ATLANTA -The market on Wednesday will have the chance to pick up some natural triple-A rated debt when the Gwinnett County Water and Sewerage Authority in Georgia issues $190 million of revenue bonds.
This is a rare opportunity for investors interested in this kind of debt as the Gwinnett authority is a relatively infrequent issuer. The last time it was in the market was 2006 when it issued about $121 million of refunding bonds, according to Thomson Reuters data.
The Series 2008 bonds will be sold competitively with Public Financial Management Inc. as the financial adviser and King & SpaldingLLP as bond counsel.
The bonds have maturities from 2013 through 2028.
Peter Kessenich, a managing director with PFM, said the deal is pretty straightforward.
"This is an all new-money deal," Kessenich said. "The bonds have the natural triple-A rating by virtue of the county providing its full faith and credit to back the bonds."
Maria Woods,the acting director of the authority, said the Series 2008 bonds would bear interest at a rate not exceeding 5.25% and they would have a maximum debt service that would not exceed $17.4 million a year.
Proceeds will be used to make improvements to two water reclamation facilities, which are called Yellow River and Crooked Creek.
Lynn Smarr, the director for water resources for the county, said proceeds will also be used to facilitate the county shifting most of its sewage treatment to a state-of-the-art facility. Gwinnett had been sending wastewater to a water reclamation facility owned by the city of Buford.
"The improvements being made are part of our master plan to consolidate facilities and improve the efficiency and environmental impact of our operations," Smarr said. "The county is shifting most of its sewage treatment to the state-of-the-art F. Wayne Hill Water Reclamation Facility near the Mall of Georgia. Most reclaimed water will be returned to the Chattahoochee River and Lake Lanier."
Proceeds will also be used to build a new pipeline for drinking water from the Shoal Creek filter plant and to build a reuse water pipeline to Lake Lanier, which supplies the system with water. Upgrades at four pump stations and the construction of new force mains to provide sewer service in some southern parts of the county will also be funded with the proceeds from this week's sale.
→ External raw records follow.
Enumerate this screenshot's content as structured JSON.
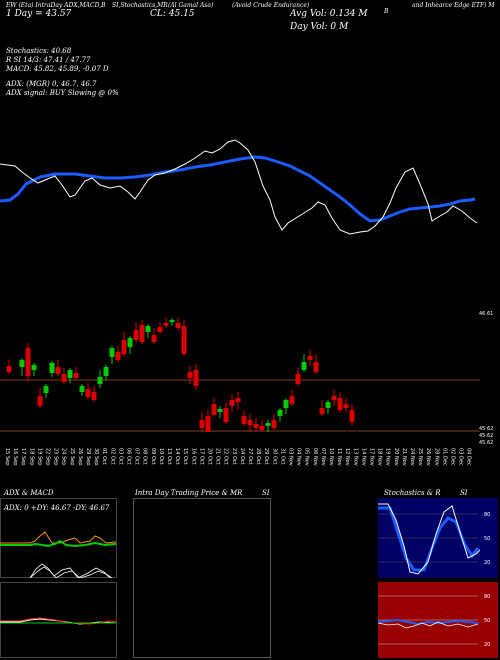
{
  "header": {
    "top_left": "EW (Eta) IntraDay ADX,MACD,B",
    "top_mid": "SI,Stochastics,MR",
    "top_mid2": "(Al Gamal Asa)",
    "top_right": "(Avoid Crude Endurance)",
    "top_right2": "and Inhearce Edge ETF) M",
    "day_label": "1 Day = 43.57",
    "cl_label": "CL: 45.15",
    "avg_vol": "Avg Vol: 0.134  M",
    "day_vol": "Day Vol: 0  M",
    "b_mark": "B"
  },
  "stats": {
    "stochastics": "Stochastics: 40.68",
    "r_line": "R          SI 14/3: 47.41 / 47.77",
    "macd": "MACD: 45.82, 45.89, -0.07 D",
    "adx": "ADX:                    (MGR) 0, 46.7, 46.7",
    "adx_signal": "ADX  signal:                   BUY Slowing @ 0%"
  },
  "price_panel": {
    "right_label_top": "46.61",
    "right_label_1": "45.62",
    "right_label_2": "45.62",
    "right_label_3": "45.62"
  },
  "dates": [
    "15 Sep",
    "16 Sep",
    "17 Sep",
    "18 Sep",
    "19 Sep",
    "22 Sep",
    "23 Sep",
    "24 Sep",
    "25 Sep",
    "26 Sep",
    "29 Sep",
    "30 Sep",
    "01 Oct",
    "02 Oct",
    "03 Oct",
    "06 Oct",
    "07 Oct",
    "08 Oct",
    "09 Oct",
    "10 Oct",
    "13 Oct",
    "14 Oct",
    "15 Oct",
    "16 Oct",
    "17 Oct",
    "20 Oct",
    "21 Oct",
    "22 Oct",
    "23 Oct",
    "24 Oct",
    "27 Oct",
    "28 Oct",
    "29 Oct",
    "30 Oct",
    "31 Oct",
    "03 Nov",
    "04 Nov",
    "05 Nov",
    "06 Nov",
    "07 Nov",
    "10 Nov",
    "11 Nov",
    "12 Nov",
    "13 Nov",
    "14 Nov",
    "17 Nov",
    "18 Nov",
    "19 Nov",
    "20 Nov",
    "21 Nov",
    "24 Nov",
    "25 Nov",
    "26 Nov",
    "28 Nov",
    "01 Dec",
    "02 Dec",
    "03 Dec",
    "04 Dec",
    "05 Dec",
    "08 Dec"
  ],
  "panels": {
    "adx_title": "ADX  & MACD",
    "adx_values": "ADX: 0   +DY: 46.67  -DY: 46.67",
    "mr_title": "Intra Day Trading Price  & MR",
    "mr_si": "SI",
    "stoch_title": "Stochastics & R",
    "stoch_si": "SI",
    "stoch_ticks": [
      "80",
      "50",
      "20"
    ],
    "rsi_ticks": [
      "80",
      "50",
      "20"
    ]
  },
  "colors": {
    "up": "#00cc00",
    "down": "#dd0000",
    "ma": "#1a5cff",
    "price_line": "#ffffff",
    "stoch_bg": "#000066",
    "rsi_bg": "#990000",
    "level_line": "#8a3a1a"
  }
}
In rating the bonds, Fitch Ratings analyst Christopher Hessenthaler said in his report that Gwinnett's high credit fundamentals include strong financial management demonstrated by consistently large fund balances, prudent management policies, good economic growth and diversity, and substantial pay-as-you-go financing of capital projects leading to a low debt burden.
The county has a five-year capital plan in place, totaling $970 million that runs from 2008 through 2013. As part of the plan, officials anticipate issuing $150 million of bonds next year and $100 million of bonds in 2011, according to Chad Teague, the county's budget director.
Gwinnett County's population ranks second in the state behind Fulton County. Growth in the county's population has fueled expansion of the county's economy.
Gwinnett is located north of Atlanta. While its finances remain strong, analysts have pointed out that the area's prolonged drought is impacting the county's revenue growth for its water and sewerage system. Still, its debt service coverage remains adequate, and previously adopted rate increases have ensured strong operating margins and a good level of liquidity, according to Hessenthaler.